This thread is now approaching FULL DEEPAK.
I’ve been learning some Japanese to prepare for a trip to Japan later in the spring. It’s making me think about trying to become insanely multilingual.
After Japanese I’d consider Hindi, Spanish and Arabic the strongest. Hindi cause I know so many Indian people and also because it could later help in my career, Spanish for obvious reasons, and Arabic cause it’s spoken by the people my government doesn’t want me to empathize with.
But the easiest of them all is Esperanto, I don't get why more people don't learn it. It's at least three times easier to learn than any other language. Hell, it's been designed by a linguist to be that way!!
Esperanto may be easy to learn (although I know I'd screw it up) but how useful would it be to do so? What practical, real-world situations could there be to speak it?
Since it's very easy to learn, if everyone learned it as a second language the practicality of it would be obvious.
You could go anywhere in the world and talk to people without a problem.
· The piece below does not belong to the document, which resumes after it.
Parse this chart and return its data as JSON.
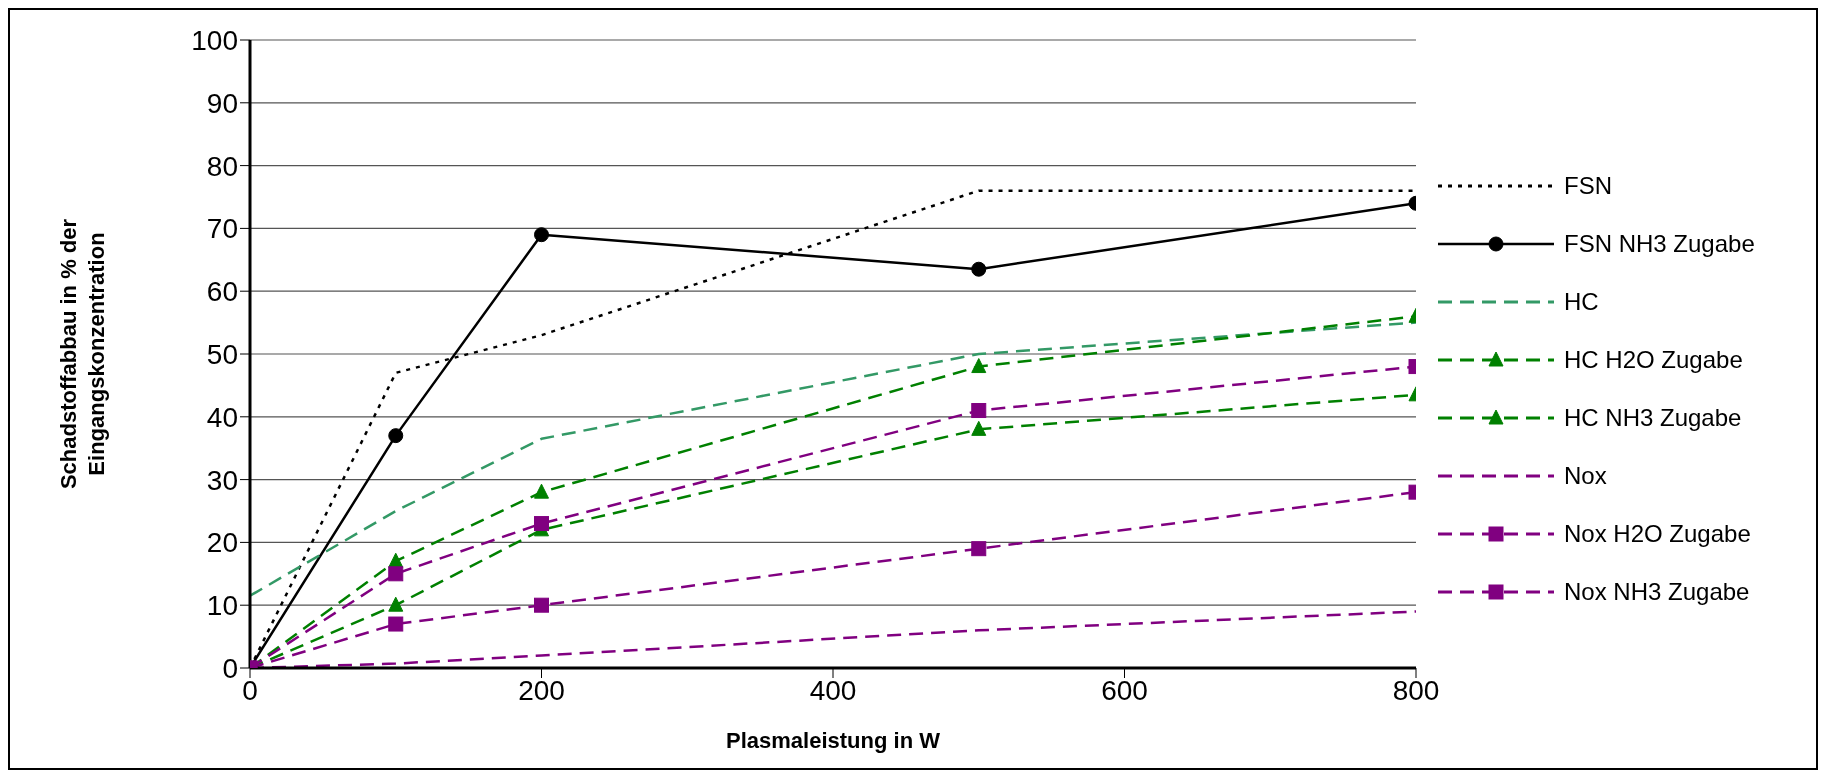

If that is not practical then I don't know what is.
Classic chicken/egg scenario.
If everyone learned Esperanto, it would be useful; if it was useful, everyone would learn it.
But it won't happen, because there are no countries where Esperanto is the native language. People learn other languages now, at least in part because they want to visit places where those languages are spoken.
Railroads were built because there was an economic need for them. It was only later that they transported people as well as cargo.
... but how useful would it be to do so? What practical, real-world situations could there be to speak it?
I can't believe this argument is taking place on a board where people learn Klingon.